Pouvait-il espérer un meilleur scénario ? Rien n’est moins sûr. Pour sa dernière venue sur les routes d’un Grand Prix Miguel Indurain qu’il aime tant, Ion Izagirre a remporté l’épreuve une troisième fois, dix ans après son premier succès en 2016. Puissant et tonique comme à ses plus belles heures, le vétéran de 37 ans a torturé la concurrence au fil des ascensions de la dernière des quatre boucles du circuit. Jusqu’à s’isoler avec le Champion des Etats-Unis Quinn Simmons dans le final. Ce dernier a semblé bien en peine pour suivre le Basque dans les pentes de l’Alto de Muru, puis a dû rendre les armes dans l’Alto de Ibarra, la dernière - courte mais terrible - ascension de la journée, avant une descente tortueuse dans les rues d'Estella-Lizarra, dans la province de Navarre. 

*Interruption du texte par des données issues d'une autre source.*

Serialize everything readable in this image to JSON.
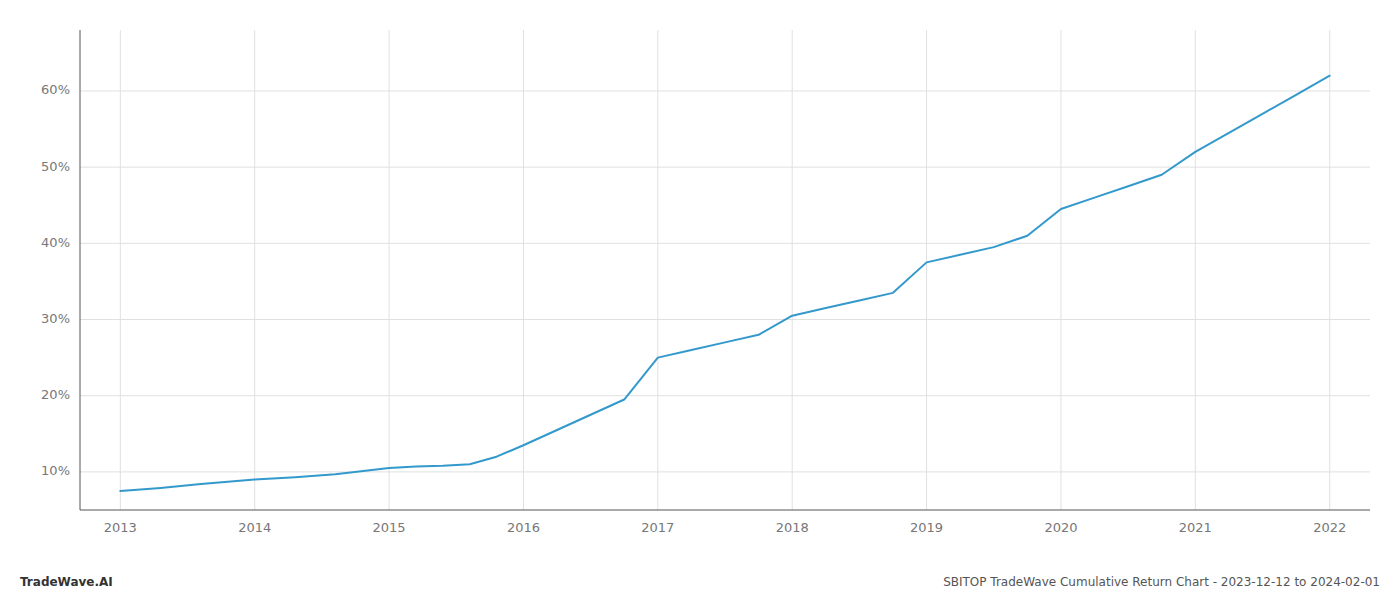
{
  "chart_data": {
    "type": "line",
    "x": [
      2013,
      2013.3,
      2013.6,
      2014,
      2014.3,
      2014.6,
      2015,
      2015.2,
      2015.4,
      2015.6,
      2015.8,
      2016,
      2016.25,
      2016.5,
      2016.75,
      2017,
      2017.25,
      2017.5,
      2017.75,
      2018,
      2018.25,
      2018.5,
      2018.75,
      2019,
      2019.25,
      2019.5,
      2019.75,
      2020,
      2020.25,
      2020.5,
      2020.75,
      2021,
      2021.25,
      2021.5,
      2021.75,
      2022
    ],
    "values": [
      7.5,
      7.9,
      8.4,
      9.0,
      9.3,
      9.7,
      10.5,
      10.7,
      10.8,
      11.0,
      12.0,
      13.5,
      15.5,
      17.5,
      19.5,
      25.0,
      26.0,
      27.0,
      28.0,
      30.5,
      31.5,
      32.5,
      33.5,
      37.5,
      38.5,
      39.5,
      41.0,
      44.5,
      46.0,
      47.5,
      49.0,
      52.0,
      54.5,
      57.0,
      59.5,
      62.0
    ],
    "color": "#3399cc",
    "xlim": [
      2012.7,
      2022.3
    ],
    "ylim": [
      5,
      68
    ],
    "xticks": [
      2013,
      2014,
      2015,
      2016,
      2017,
      2018,
      2019,
      2020,
      2021,
      2022
    ],
    "yticks": [
      {
        "value": 10,
        "label": "10%"
      },
      {
        "value": 20,
        "label": "20%"
      },
      {
        "value": 30,
        "label": "30%"
      },
      {
        "value": 40,
        "label": "40%"
      },
      {
        "value": 50,
        "label": "50%"
      },
      {
        "value": 60,
        "label": "60%"
      }
    ],
    "grid": true,
    "annotations": [
      "TradeWave.AI",
      "SBITOP TradeWave Cumulative Return Chart - 2023-12-12 to 2024-02-01"
    ]
  }
}
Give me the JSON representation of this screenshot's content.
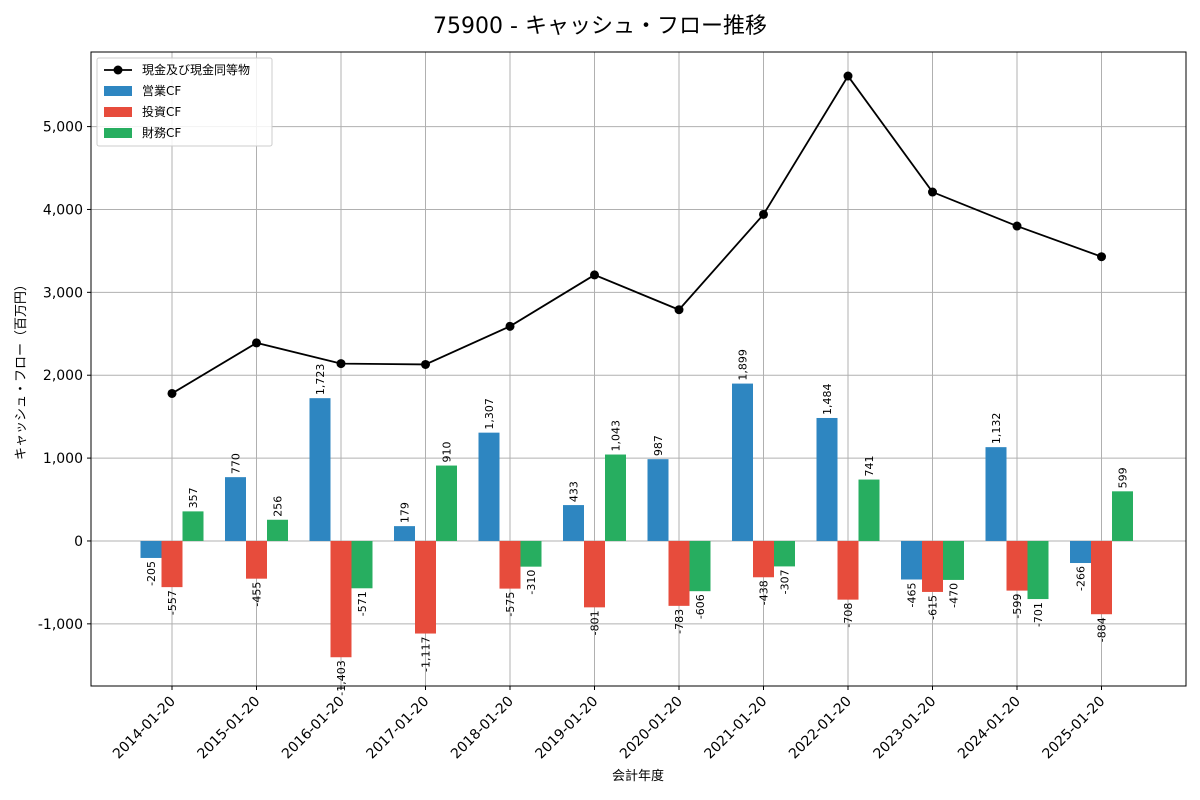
{
  "chart_data": {
    "type": "bar",
    "title": "75900 - キャッシュ・フロー推移",
    "xlabel": "会計年度",
    "ylabel": "キャッシュ・フロー（百万円）",
    "ylim": [
      -1750,
      5900
    ],
    "yticks": [
      -1000,
      0,
      1000,
      2000,
      3000,
      4000,
      5000
    ],
    "ytick_labels": [
      "-1,000",
      "0",
      "1,000",
      "2,000",
      "3,000",
      "4,000",
      "5,000"
    ],
    "grid": true,
    "legend_placement": "top-left",
    "categories": [
      "2014-01-20",
      "2015-01-20",
      "2016-01-20",
      "2017-01-20",
      "2018-01-20",
      "2019-01-20",
      "2020-01-20",
      "2021-01-20",
      "2022-01-20",
      "2023-01-20",
      "2024-01-20",
      "2025-01-20"
    ],
    "series": [
      {
        "name": "営業CF",
        "type": "bar",
        "color": "#2e86c1",
        "values": [
          -205,
          770,
          1723,
          179,
          1307,
          433,
          987,
          1899,
          1484,
          -465,
          1132,
          -266
        ],
        "labels": [
          "-205",
          "770",
          "1,723",
          "179",
          "1,307",
          "433",
          "987",
          "1,899",
          "1,484",
          "-465",
          "1,132",
          "-266"
        ]
      },
      {
        "name": "投資CF",
        "type": "bar",
        "color": "#e74c3c",
        "values": [
          -557,
          -455,
          -1403,
          -1117,
          -575,
          -801,
          -783,
          -438,
          -708,
          -615,
          -599,
          -884
        ],
        "labels": [
          "-557",
          "-455",
          "-1,403",
          "-1,117",
          "-575",
          "-801",
          "-783",
          "-438",
          "-708",
          "-615",
          "-599",
          "-884"
        ]
      },
      {
        "name": "財務CF",
        "type": "bar",
        "color": "#27ae60",
        "values": [
          357,
          256,
          -571,
          910,
          -310,
          1043,
          -606,
          -307,
          741,
          -470,
          -701,
          599
        ],
        "labels": [
          "357",
          "256",
          "-571",
          "910",
          "-310",
          "1,043",
          "-606",
          "-307",
          "741",
          "-470",
          "-701",
          "599"
        ]
      },
      {
        "name": "現金及び現金同等物",
        "type": "line",
        "color": "#000000",
        "values": [
          1780,
          2390,
          2140,
          2130,
          2590,
          3210,
          2790,
          3940,
          5610,
          4210,
          3800,
          3430
        ]
      }
    ]
  }
}
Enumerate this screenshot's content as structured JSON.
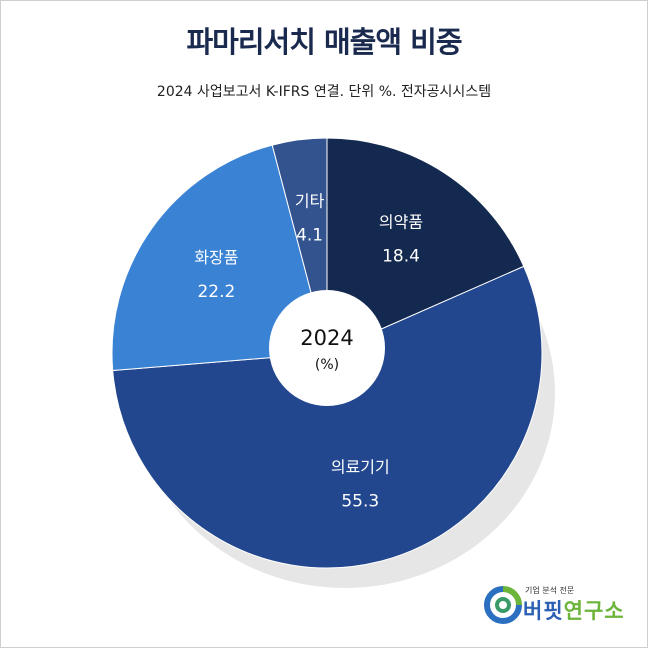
{
  "chart_data": {
    "type": "pie",
    "variant": "donut",
    "title": "파마리서치 매출액 비중",
    "subtitle": "2024 사업보고서 K-IFRS 연결. 단위 %. 전자공시시스템",
    "center_label": "2024",
    "center_sublabel": "(%)",
    "categories": [
      "의약품",
      "의료기기",
      "화장품",
      "기타"
    ],
    "values": [
      18.4,
      55.3,
      22.2,
      4.1
    ],
    "colors": [
      "#13294f",
      "#22478f",
      "#3a82d4",
      "#33538f"
    ],
    "start_angle": "top",
    "direction": "clockwise"
  },
  "logo": {
    "tagline": "기업 분석 전문",
    "name_part1": "버핏",
    "name_part2": "연구소"
  }
}
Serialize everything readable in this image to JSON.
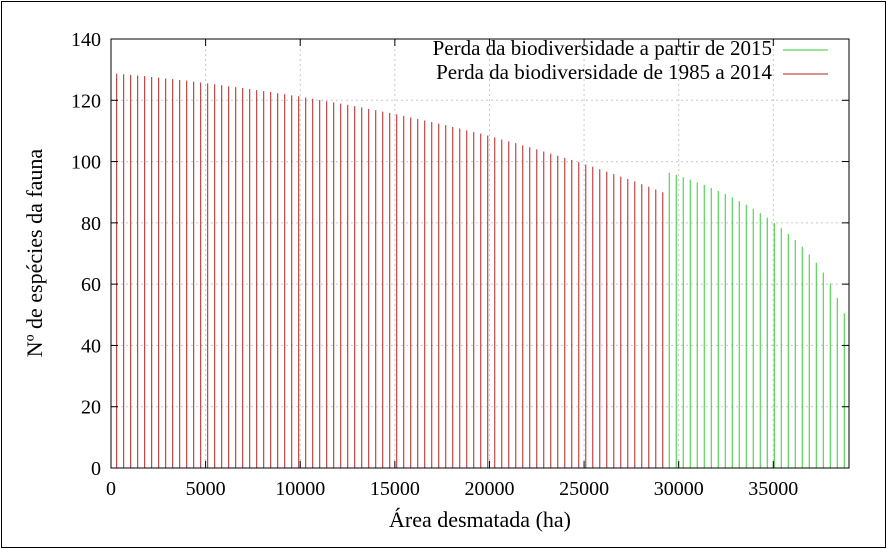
{
  "chart_data": {
    "type": "bar",
    "xlabel": "Área desmatada (ha)",
    "ylabel": "Nº de espécies da fauna",
    "xlim": [
      0,
      39000
    ],
    "ylim": [
      0,
      140
    ],
    "x_ticks": [
      "0",
      "5000",
      "10000",
      "15000",
      "20000",
      "25000",
      "30000",
      "35000"
    ],
    "y_ticks": [
      "0",
      "20",
      "40",
      "60",
      "80",
      "100",
      "120",
      "140"
    ],
    "grid": true,
    "legend_position": "top-right",
    "series": [
      {
        "name": "Perda da biodiversidade a partir de 2015",
        "color": "#33cc33",
        "points": [
          [
            29500,
            96.3
          ],
          [
            29870,
            95.6
          ],
          [
            30240,
            94.9
          ],
          [
            30610,
            94.1
          ],
          [
            30980,
            93.2
          ],
          [
            31350,
            92.4
          ],
          [
            31720,
            91.4
          ],
          [
            32090,
            90.4
          ],
          [
            32460,
            89.4
          ],
          [
            32830,
            88.3
          ],
          [
            33200,
            87.1
          ],
          [
            33570,
            85.9
          ],
          [
            33940,
            84.6
          ],
          [
            34310,
            83.2
          ],
          [
            34680,
            81.7
          ],
          [
            35050,
            80.0
          ],
          [
            35420,
            78.3
          ],
          [
            35790,
            76.4
          ],
          [
            36160,
            74.4
          ],
          [
            36530,
            72.2
          ],
          [
            36900,
            69.7
          ],
          [
            37270,
            67.0
          ],
          [
            37640,
            63.8
          ],
          [
            38010,
            60.2
          ],
          [
            38380,
            55.5
          ],
          [
            38750,
            50.5
          ]
        ]
      },
      {
        "name": "Perda da biodiversidade de 1985 a 2014",
        "color": "#b22222",
        "points": [
          [
            300,
            128.7
          ],
          [
            670,
            128.5
          ],
          [
            1040,
            128.3
          ],
          [
            1410,
            128.1
          ],
          [
            1780,
            127.9
          ],
          [
            2150,
            127.6
          ],
          [
            2520,
            127.4
          ],
          [
            2890,
            127.1
          ],
          [
            3260,
            126.9
          ],
          [
            3630,
            126.6
          ],
          [
            4000,
            126.4
          ],
          [
            4370,
            126.1
          ],
          [
            4740,
            125.8
          ],
          [
            5110,
            125.5
          ],
          [
            5480,
            125.2
          ],
          [
            5850,
            124.9
          ],
          [
            6220,
            124.6
          ],
          [
            6590,
            124.3
          ],
          [
            6960,
            124.0
          ],
          [
            7330,
            123.7
          ],
          [
            7700,
            123.3
          ],
          [
            8070,
            123.0
          ],
          [
            8440,
            122.7
          ],
          [
            8810,
            122.3
          ],
          [
            9180,
            122.0
          ],
          [
            9550,
            121.6
          ],
          [
            9920,
            121.3
          ],
          [
            10290,
            120.9
          ],
          [
            10660,
            120.5
          ],
          [
            11030,
            120.1
          ],
          [
            11400,
            119.7
          ],
          [
            11770,
            119.3
          ],
          [
            12140,
            118.9
          ],
          [
            12510,
            118.5
          ],
          [
            12880,
            118.1
          ],
          [
            13250,
            117.7
          ],
          [
            13620,
            117.2
          ],
          [
            13990,
            116.8
          ],
          [
            14360,
            116.3
          ],
          [
            14730,
            115.9
          ],
          [
            15100,
            115.4
          ],
          [
            15470,
            114.9
          ],
          [
            15840,
            114.4
          ],
          [
            16210,
            113.9
          ],
          [
            16580,
            113.4
          ],
          [
            16950,
            112.9
          ],
          [
            17320,
            112.4
          ],
          [
            17690,
            111.9
          ],
          [
            18060,
            111.3
          ],
          [
            18430,
            110.8
          ],
          [
            18800,
            110.2
          ],
          [
            19170,
            109.6
          ],
          [
            19540,
            109.1
          ],
          [
            19910,
            108.5
          ],
          [
            20280,
            107.9
          ],
          [
            20650,
            107.2
          ],
          [
            21020,
            106.6
          ],
          [
            21390,
            106.0
          ],
          [
            21760,
            105.3
          ],
          [
            22130,
            104.7
          ],
          [
            22500,
            104.0
          ],
          [
            22870,
            103.3
          ],
          [
            23240,
            102.6
          ],
          [
            23610,
            101.9
          ],
          [
            23980,
            101.2
          ],
          [
            24350,
            100.5
          ],
          [
            24720,
            99.8
          ],
          [
            25090,
            99.0
          ],
          [
            25460,
            98.3
          ],
          [
            25830,
            97.5
          ],
          [
            26200,
            96.7
          ],
          [
            26570,
            95.9
          ],
          [
            26940,
            95.1
          ],
          [
            27310,
            94.3
          ],
          [
            27680,
            93.5
          ],
          [
            28050,
            92.6
          ],
          [
            28420,
            91.8
          ],
          [
            28790,
            90.9
          ],
          [
            29160,
            90.0
          ]
        ]
      }
    ]
  }
}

“Je suis extrêmement heureux. J’osais à peine en rêver mais je me sentais en forme et j’ai couru autant avec le cœur qu’avec les jambes aujourd’hui. J’aime tellement cette course, c’est si particulier de venir ici à chaque fois. C’est formidable, vraiment !”, se réjouissait-il au micro de DirectVelo à peine descendu de sa machine. “Il y a la famille et les amis qui sont là, c’est vraiment quelque chose de beau. Même si j’ai vécu plein de choses, que j’ai eu le bonheur de gagner quelques belles courses durant ma carrière, ça restera clairement l’un de mes plus beaux souvenirs”.

PORTÉ PAR LA FOULE

Très solide 7e de Paris-Nice lors de sa précédente sortie en compétition, le capitaine de route de la formation Cofidis ne doutait pas de sa force. Et malgré un plateau solide sur l’épreuve de niveau ProSeries, Ion Izagirre s’est clairement comporté en patron ce samedi pour l'emporter en solo. “J’ai quand même eu le temps de douter, forcément, car Quinn Simmons avait l’air solide. Mais je comptais bien profiter de la dernière montée pour tenter encore une fois de le décrocher. J’avais clairement cette option en tête”. Et il a ensuite pu compter sur une foule en délire dans cette dernière ascension. “Il y avait beaucoup de monde, tout le monde me criait dessus. Ça m’a vraiment poussé encore plus, je remercie tout le monde, c’était magique !”, lâche-t-il sans savoir que le public a également vibré derrière les barrières sur la ligne d'arrivée, les yeux rivés sur l'écran qui diffusait la course. 

En odeur de sainteté depuis déjà bien des années dans la région, Ion Izagirre aura en quelque sorte effectué son dernier pèlerinage en Navarre, en ce week-end pascal où nombreux sont les touristes et les fidèles à arpenter les chemins de la région vers Saint-Jacques de Compostelle. “Il a vraiment été impressionnant. Une fois qu’il est sorti avec Quinn Simmons, on s’est dit qu’on n’allait peut-être plus les revoir et c’est bien ce qu’il s’est passé. J’imagine qu’il a été sacrément costaud car on ne rigolait pas derrière. Mais il mérite cette victoire, c’est vraiment une belle histoire”, se réjouissait son compatriote et coéquipier Alex Aranburu, lui aussi en très bonne condition et qui termine au pied du podium. “Le plus important est de gagner avec l’équipe, c’est un beau moment pour le groupe”. Derrière la ligne, nombreux sont les coureurs à être venus saluer Ion Izagirre, chacun prenant la mesure de ce que venait de réaliser le vétéran, et qu’il n’est pas près d’oublier.